No interactions on record
No interactions on record
Explore head-to-head clinical comparisons of other medications in the same therapeutic classes.
Common clinical questions about ACLOVATE vs A-HYDROCORT, answered by our medical review team.
ACLOVATE is a Topical Corticosteroid that works by Aclovate (alclometasone dipropionate) is a synthetic corticosteroid with anti-inflammatory, antipruritic, and vasoconstrictive properties. Its mechanism involves binding to glucocorticoid receptors, modulating gene expression to inhibit phospholipase A2, reducing arachidonic acid release, and decreasing prostaglandin and leukotriene synthesis.. A-HYDROCORT is a Corticosteroid that works by Hydrocortisone is a corticosteroid hormone that binds to glucocorticoid receptors, modulating gene expression to suppress inflammation, inhibit immune response, and regulate metabolism.. They differ in pharmacokinetic profiles, FDA-approved indications, and side effect profiles.

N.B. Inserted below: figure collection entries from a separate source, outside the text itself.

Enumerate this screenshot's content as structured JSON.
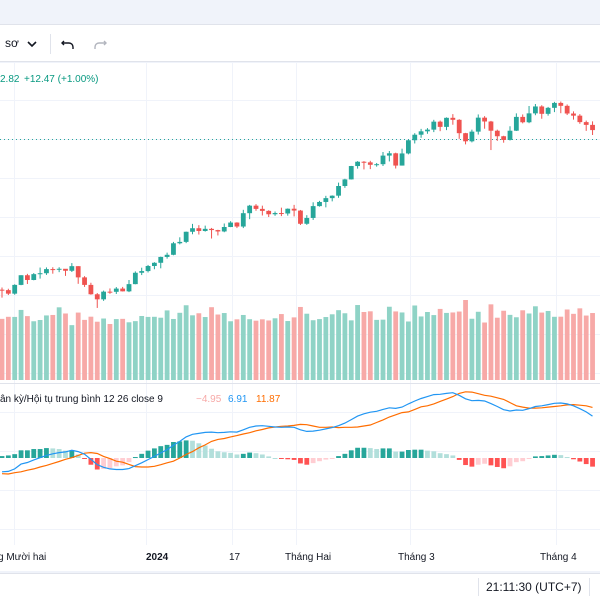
{
  "toolbar": {
    "timeframe_label": "sơ",
    "dropdown_icon": "chevron-down-icon",
    "undo_icon": "undo-icon",
    "redo_icon": "redo-icon"
  },
  "legend": {
    "price_text": "2.82",
    "change_text": "+12.47 (+1.00%)",
    "change_color": "#089981"
  },
  "macd": {
    "label": "ân kỳ/Hội tụ trung bình 12 26 close 9",
    "hist_value": "−4.95",
    "macd_value": "6.91",
    "signal_value": "11.87",
    "hist_color": "#f7a9a7",
    "macd_color": "#2196f3",
    "signal_color": "#ff6d00"
  },
  "time_axis": {
    "labels": [
      "g Mười hai",
      "2024",
      "17",
      "Tháng Hai",
      "Tháng 3",
      "Tháng 4"
    ]
  },
  "status": {
    "time_readout": "21:11:30 (UTC+7)"
  },
  "colors": {
    "up": "#26a69a",
    "down": "#ef5350",
    "volume_up": "#8fd3c6",
    "volume_down": "#f7a9a7",
    "last_price_line": "#26a69a"
  },
  "chart_data": {
    "type": "candlestick",
    "series": [
      {
        "name": "price",
        "values": [
          [
            1221.5,
            1221.2,
            1222.9,
            1216.3
          ],
          [
            1221.2,
            1218.9,
            1222.1,
            1218.0
          ],
          [
            1218.9,
            1224.6,
            1225.0,
            1218.2
          ],
          [
            1224.6,
            1230.9,
            1230.9,
            1224.4
          ],
          [
            1230.9,
            1227.8,
            1231.8,
            1225.2
          ],
          [
            1227.8,
            1231.6,
            1232.3,
            1227.6
          ],
          [
            1231.6,
            1232.2,
            1235.9,
            1228.7
          ],
          [
            1232.2,
            1234.9,
            1236.0,
            1231.1
          ],
          [
            1234.9,
            1234.5,
            1236.1,
            1231.9
          ],
          [
            1234.5,
            1235.1,
            1236.1,
            1232.9
          ],
          [
            1235.1,
            1233.8,
            1234.5,
            1230.5
          ],
          [
            1233.8,
            1236.8,
            1238.8,
            1233.0
          ],
          [
            1236.8,
            1229.5,
            1236.8,
            1225.3
          ],
          [
            1229.5,
            1224.6,
            1230.3,
            1223.3
          ],
          [
            1224.6,
            1218.5,
            1226.0,
            1218.2
          ],
          [
            1218.5,
            1215.2,
            1219.3,
            1209.6
          ],
          [
            1215.2,
            1220.2,
            1220.9,
            1214.2
          ],
          [
            1220.2,
            1220.1,
            1222.3,
            1218.8
          ],
          [
            1220.1,
            1222.2,
            1223.2,
            1218.7
          ],
          [
            1222.2,
            1220.4,
            1223.3,
            1220.3
          ],
          [
            1220.4,
            1225.1,
            1227.8,
            1219.9
          ],
          [
            1225.1,
            1232.5,
            1233.4,
            1225.0
          ],
          [
            1232.5,
            1233.6,
            1235.8,
            1231.0
          ],
          [
            1233.6,
            1236.9,
            1237.6,
            1232.7
          ],
          [
            1236.9,
            1239.0,
            1239.4,
            1234.8
          ],
          [
            1239.0,
            1242.8,
            1243.0,
            1235.4
          ],
          [
            1242.8,
            1244.2,
            1245.6,
            1241.7
          ],
          [
            1244.2,
            1251.7,
            1252.6,
            1243.9
          ],
          [
            1251.7,
            1252.6,
            1255.6,
            1251.0
          ],
          [
            1252.6,
            1259.2,
            1259.3,
            1251.8
          ],
          [
            1259.2,
            1261.5,
            1264.3,
            1257.6
          ],
          [
            1261.5,
            1259.7,
            1263.5,
            1257.4
          ],
          [
            1259.7,
            1261.1,
            1263.2,
            1259.3
          ],
          [
            1261.1,
            1260.3,
            1261.7,
            1254.8
          ],
          [
            1260.3,
            1259.4,
            1260.5,
            1256.8
          ],
          [
            1259.4,
            1262.3,
            1264.6,
            1258.9
          ],
          [
            1262.3,
            1265.2,
            1266.1,
            1262.2
          ],
          [
            1265.2,
            1262.6,
            1265.4,
            1261.6
          ],
          [
            1262.6,
            1271.3,
            1273.5,
            1261.6
          ],
          [
            1271.3,
            1276.2,
            1276.7,
            1267.4
          ],
          [
            1276.2,
            1274.1,
            1277.2,
            1272.9
          ],
          [
            1274.1,
            1272.8,
            1276.2,
            1269.8
          ],
          [
            1272.8,
            1270.6,
            1273.2,
            1268.8
          ],
          [
            1270.6,
            1271.4,
            1272.4,
            1269.6
          ],
          [
            1271.4,
            1271.1,
            1274.9,
            1269.4
          ],
          [
            1271.1,
            1274.2,
            1274.4,
            1269.7
          ],
          [
            1274.2,
            1273.0,
            1276.7,
            1269.2
          ],
          [
            1273.0,
            1264.4,
            1273.4,
            1263.6
          ],
          [
            1264.4,
            1268.2,
            1270.0,
            1263.7
          ],
          [
            1268.2,
            1275.9,
            1278.4,
            1266.9
          ],
          [
            1275.9,
            1278.6,
            1279.3,
            1275.6
          ],
          [
            1278.6,
            1281.1,
            1282.6,
            1275.1
          ],
          [
            1281.1,
            1282.7,
            1282.9,
            1279.0
          ],
          [
            1282.7,
            1289.0,
            1291.2,
            1281.3
          ],
          [
            1289.0,
            1293.3,
            1293.7,
            1287.8
          ],
          [
            1293.3,
            1302.0,
            1302.1,
            1293.2
          ],
          [
            1302.0,
            1304.8,
            1305.2,
            1300.3
          ],
          [
            1304.8,
            1304.4,
            1305.2,
            1299.8
          ],
          [
            1304.4,
            1302.8,
            1305.4,
            1300.0
          ],
          [
            1302.8,
            1303.2,
            1304.0,
            1301.6
          ],
          [
            1303.2,
            1308.8,
            1311.1,
            1302.0
          ],
          [
            1308.8,
            1310.3,
            1311.8,
            1305.0
          ],
          [
            1310.3,
            1302.3,
            1310.7,
            1300.4
          ],
          [
            1302.3,
            1310.2,
            1313.3,
            1302.3
          ],
          [
            1310.2,
            1318.8,
            1319.1,
            1309.6
          ],
          [
            1318.8,
            1322.4,
            1323.4,
            1316.7
          ],
          [
            1322.4,
            1324.6,
            1326.2,
            1320.4
          ],
          [
            1324.6,
            1325.7,
            1326.7,
            1323.0
          ],
          [
            1325.7,
            1330.9,
            1332.1,
            1324.1
          ],
          [
            1330.9,
            1327.5,
            1331.6,
            1324.7
          ],
          [
            1327.5,
            1333.4,
            1333.7,
            1325.4
          ],
          [
            1333.4,
            1332.1,
            1335.8,
            1328.9
          ],
          [
            1332.1,
            1323.4,
            1332.5,
            1319.7
          ],
          [
            1323.4,
            1318.1,
            1323.6,
            1316.1
          ],
          [
            1318.1,
            1324.4,
            1325.7,
            1317.4
          ],
          [
            1324.4,
            1333.5,
            1335.6,
            1322.5
          ],
          [
            1333.5,
            1331.0,
            1334.5,
            1326.3
          ],
          [
            1331.0,
            1325.0,
            1331.4,
            1312.4
          ],
          [
            1325.0,
            1321.4,
            1325.7,
            1318.4
          ],
          [
            1321.4,
            1319.0,
            1321.7,
            1317.2
          ],
          [
            1319.0,
            1325.0,
            1327.9,
            1318.6
          ],
          [
            1325.0,
            1334.0,
            1336.3,
            1324.8
          ],
          [
            1334.0,
            1330.5,
            1335.6,
            1329.8
          ],
          [
            1330.5,
            1336.3,
            1341.1,
            1329.9
          ],
          [
            1336.3,
            1340.8,
            1342.4,
            1335.1
          ],
          [
            1340.8,
            1336.0,
            1341.6,
            1332.8
          ],
          [
            1336.0,
            1339.9,
            1340.5,
            1334.8
          ],
          [
            1339.9,
            1343.1,
            1343.8,
            1337.1
          ],
          [
            1343.1,
            1341.2,
            1344.0,
            1336.4
          ],
          [
            1341.2,
            1336.2,
            1342.1,
            1335.2
          ],
          [
            1336.2,
            1334.8,
            1337.6,
            1332.2
          ],
          [
            1334.8,
            1330.6,
            1335.8,
            1329.5
          ],
          [
            1330.6,
            1328.8,
            1331.6,
            1324.9
          ],
          [
            1328.8,
            1325.4,
            1331.1,
            1322.2
          ]
        ]
      },
      {
        "name": "volume",
        "values": [
          535,
          553,
          552,
          613,
          559,
          514,
          525,
          565,
          569,
          636,
          582,
          480,
          590,
          526,
          554,
          510,
          538,
          490,
          533,
          535,
          505,
          515,
          560,
          552,
          553,
          545,
          609,
          534,
          588,
          654,
          566,
          584,
          551,
          637,
          573,
          586,
          514,
          531,
          569,
          532,
          519,
          531,
          521,
          540,
          577,
          516,
          548,
          639,
          580,
          523,
          533,
          551,
          575,
          611,
          584,
          522,
          656,
          595,
          601,
          526,
          528,
          641,
          600,
          591,
          512,
          652,
          556,
          595,
          568,
          622,
          587,
          591,
          599,
          700,
          536,
          597,
          503,
          662,
          545,
          606,
          570,
          549,
          610,
          582,
          645,
          590,
          604,
          553,
          554,
          617,
          579,
          627,
          564,
          586
        ]
      },
      {
        "name": "macd_histogram",
        "values": [
          0.6,
          0.8,
          1.2,
          2.4,
          2.4,
          2.8,
          2.8,
          3.1,
          3.0,
          2.8,
          2.3,
          2.4,
          1.1,
          -0.3,
          -2.1,
          -3.6,
          -3.4,
          -3.2,
          -2.6,
          -2.3,
          -1.3,
          0.3,
          1.3,
          2.3,
          3.0,
          3.7,
          4.1,
          5.0,
          5.2,
          5.5,
          5.4,
          4.6,
          3.9,
          2.9,
          2.1,
          1.8,
          1.6,
          1.1,
          1.3,
          1.7,
          1.5,
          1.1,
          0.5,
          0.0,
          -0.3,
          -0.4,
          -0.6,
          -1.7,
          -2.1,
          -1.6,
          -1.0,
          -0.5,
          -0.2,
          0.6,
          1.3,
          2.4,
          3.2,
          3.2,
          3.1,
          2.8,
          3.0,
          3.0,
          2.0,
          2.0,
          2.5,
          2.6,
          2.6,
          2.3,
          2.1,
          1.5,
          1.2,
          0.8,
          -0.6,
          -2.2,
          -2.7,
          -2.1,
          -1.8,
          -2.3,
          -2.8,
          -3.2,
          -2.6,
          -1.3,
          -1.0,
          -0.2,
          0.5,
          0.6,
          0.8,
          1.0,
          0.9,
          0.3,
          -0.4,
          -1.1,
          -1.9,
          -2.7
        ]
      },
      {
        "name": "macd_line",
        "values": [
          -4.3,
          -4.2,
          -3.4,
          -1.9,
          -1.4,
          -0.6,
          0.1,
          0.8,
          1.3,
          1.7,
          1.9,
          2.4,
          2.0,
          1.2,
          -0.4,
          -2.1,
          -2.9,
          -3.4,
          -3.6,
          -3.6,
          -3.3,
          -2.4,
          -1.5,
          -0.5,
          0.5,
          1.6,
          2.6,
          4.0,
          5.2,
          6.6,
          7.4,
          7.7,
          8.0,
          8.1,
          7.9,
          8.0,
          8.2,
          8.1,
          8.8,
          9.6,
          10.0,
          10.1,
          9.9,
          9.7,
          9.6,
          9.7,
          9.6,
          8.8,
          8.3,
          8.4,
          8.7,
          9.1,
          9.5,
          10.1,
          10.9,
          12.0,
          13.1,
          13.8,
          14.3,
          14.6,
          15.2,
          15.7,
          15.5,
          15.9,
          16.9,
          17.8,
          18.6,
          19.2,
          19.8,
          19.9,
          20.2,
          20.4,
          19.6,
          18.5,
          17.9,
          18.0,
          17.8,
          17.0,
          16.1,
          15.1,
          14.7,
          15.0,
          14.9,
          15.4,
          16.1,
          16.3,
          16.7,
          17.1,
          17.2,
          16.9,
          16.3,
          15.4,
          14.4,
          13.1
        ]
      },
      {
        "name": "signal_line",
        "values": [
          -4.9,
          -5.0,
          -4.6,
          -4.3,
          -3.8,
          -3.4,
          -2.8,
          -2.3,
          -1.7,
          -1.1,
          -0.4,
          0.1,
          0.8,
          1.5,
          1.7,
          1.4,
          0.5,
          -0.2,
          -1.0,
          -1.3,
          -2.0,
          -2.7,
          -2.8,
          -2.8,
          -2.6,
          -2.1,
          -1.5,
          -1.0,
          0.0,
          1.1,
          2.0,
          3.2,
          4.1,
          5.2,
          5.8,
          6.1,
          6.6,
          7.0,
          7.5,
          7.9,
          8.5,
          8.9,
          9.4,
          9.7,
          9.9,
          10.0,
          10.2,
          10.5,
          10.4,
          10.0,
          9.6,
          9.6,
          9.7,
          9.5,
          9.6,
          9.6,
          9.7,
          10.0,
          10.3,
          11.1,
          11.9,
          12.8,
          13.5,
          14.2,
          14.4,
          15.2,
          16.0,
          16.3,
          16.9,
          17.7,
          18.4,
          19.2,
          20.2,
          20.7,
          20.6,
          20.1,
          19.6,
          19.3,
          18.8,
          18.3,
          17.3,
          16.3,
          15.9,
          15.6,
          15.6,
          15.7,
          15.9,
          16.1,
          16.3,
          16.6,
          16.7,
          16.5,
          16.3,
          15.8
        ]
      }
    ]
  }
}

Potency comparisons between ACLOVATE and A-HYDROCORT depend on the specific clinical indication. These are agents from distinct pharmacological classes and are not directly interchangeable by dose. A physician or clinical pharmacist should guide any therapeutic switching decisions.
The standard adult dose of ACLOVATE is: Apply a thin film to affected skin areas twice daily. Not for ophthalmic, oral, or intravaginal use.. The standard adult dose of A-HYDROCORT is: Adrenal insufficiency: oral 20-30 mg/day in divided doses; inflammatory conditions: 5-60 mg/day oral; IV/IM: hydrocortisone sodium succinate 50-100 mg every 4-6 hours.. Dosing should always be individualized based on indication, renal and hepatic function, age, and other patient factors.
No direct drug-drug interaction has been formally documented between ACLOVATE and A-HYDROCORT in current clinical databases. However, individual patient risk factors including other medications, organ function, and comorbidities should always be evaluated by a qualified healthcare provider.
The maternal-fetal safety profiles differ. ACLOVATE is classified as Category C. Topical corticosteroids like ACLOVATE (alclometasone dipropionate) are generally considered low risk in pregnancy, but systemic absorption can occur. Class C: Fetal risk cannot be . A-HYDROCORT is classified as Category C. Hydrocortisone is a corticosteroid. Use during first trimester is associated with increased risk of oral clefts (odds ratio 1.5-3.0). Second and third trimester use may cause fetal. Always consult a maternal-fetal medicine specialist before taking either drug during pregnancy or lactation.